Le Chou pommé

 

Je comprends à l’instant que je vais naître autrement que dans un chou. J’aurais préféré. « Un chou de pomme » comme le dénomme son amie Simone. Embryon, je bretonnais côté mer et côté terre. Un « zec », ancré à l’extrémité du nom, identifiait ma mère. Au moment de l’échouage, ça tangue dans mon liquide amniotique avec un flot de points d’interrogation, transformés en marée bitumée. Je l’entends s’interroger : «Avec ces années passées chez les sœurs, je me retrouve habitée. » Elle poursuit sa croisière en hissant ses peurs : « Comment va réagir le Père ? Va-t-il me jeter à la mer ? » Avec les vagues du Landernau, il faut que j'apprenne à nager dans mon liquide protecteur pour profiter de mon landau. Avant de boire la tasse, je m’accroche aux questions posées, ramenées par la marée. Chacun sa bouée ! J’aurais aimé naître dans un chou pommé. Mon agriculteur de grand-père se serait calmé. Ça brasse à nouveau. Je sens l’orage se pointer.

Ne pas échouer !

De son côté, la gardienne de mon corps s'interroge encore : « Rester, partir, attendre du secours ? Dans quel port se réfugier ? » Décidé à tenir le bord, je m’accroche tant bien que mal au bastingage. J’essaie de la suivre dans le creux de la vague. Telle est ma destinée ! L’inconnu n’est pas revenu dégazer. Ma mère aurait dû mieux lire la bible. Elle se serait aperçue qu’il n’y a pas que du bon dans l’amour du prochain. Je ne peux pas lui expliquer ; chacun sa place. Je suis là pour naître en passant ma tête par le hublot. En attendant, je suis en train de me les geler en repêchant les questionnements qui polluent mon environnement.
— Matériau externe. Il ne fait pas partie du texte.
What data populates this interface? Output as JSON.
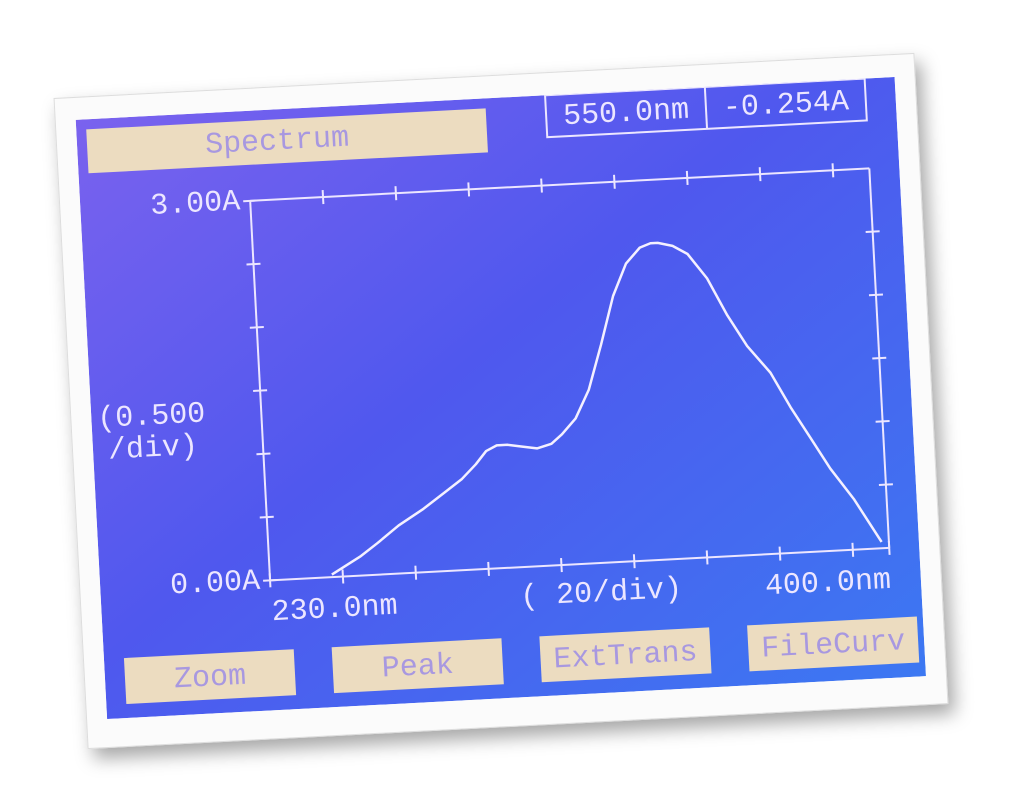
{
  "chart_data": {
    "type": "line",
    "title": "Spectrum",
    "readout_wavelength": "550.0nm",
    "readout_absorbance": "-0.254A",
    "y_division": [
      "(0.500",
      "/div)"
    ],
    "x_division": "( 20/div)",
    "buttons": [
      "Zoom",
      "Peak",
      "ExtTrans",
      "FileCurv"
    ],
    "x": [
      247,
      255,
      260,
      266,
      273,
      279,
      284,
      288,
      291,
      294,
      297,
      301,
      305,
      309,
      312,
      316,
      320,
      324,
      328,
      332,
      336,
      339,
      341,
      345,
      349,
      354,
      359,
      364,
      370,
      375,
      380,
      385,
      391,
      395,
      398
    ],
    "values": [
      0.02,
      0.15,
      0.25,
      0.38,
      0.5,
      0.62,
      0.72,
      0.83,
      0.93,
      0.97,
      0.97,
      0.95,
      0.93,
      0.96,
      1.03,
      1.15,
      1.37,
      1.72,
      2.1,
      2.35,
      2.47,
      2.5,
      2.5,
      2.47,
      2.4,
      2.2,
      1.9,
      1.65,
      1.43,
      1.15,
      0.9,
      0.65,
      0.4,
      0.2,
      0.05
    ],
    "color": "#f4f0ff",
    "xlim": [
      230,
      400
    ],
    "ylim": [
      0,
      3
    ],
    "xticks": [
      {
        "value": 230,
        "label": "230.0nm"
      },
      {
        "value": 400,
        "label": "400.0nm"
      }
    ],
    "yticks": [
      {
        "value": 0,
        "label": "0.00A"
      },
      {
        "value": 3,
        "label": "3.00A"
      }
    ],
    "x_minor_ticks": [
      250,
      270,
      290,
      310,
      330,
      350,
      370,
      390
    ],
    "y_minor_ticks": [
      0.5,
      1,
      1.5,
      2,
      2.5
    ]
  }
}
Dans un chou, ce ne serait pas arrivé.

Pour l’instant, je reste patient sinon je sens que ça va énerver ma maman. Je ne veux pas qu’elle se fasse du mauvais sang. Il faut se serrer les coudes. Je crois qu’elle a besoin d’un coup de main ou d’un coup de pied. Voilà ! Ça va lui faire plaisir. Je sens ses mains posées sur son ventre et le mien. Je l’entends parler avec le médecin. Si je lui en redonne un autre de bon cœur, c’est sûr, ça va la toucher. C’est décidé. Je sors dans moins d’un quart d’heure pour voir son bonheur.

Accoster !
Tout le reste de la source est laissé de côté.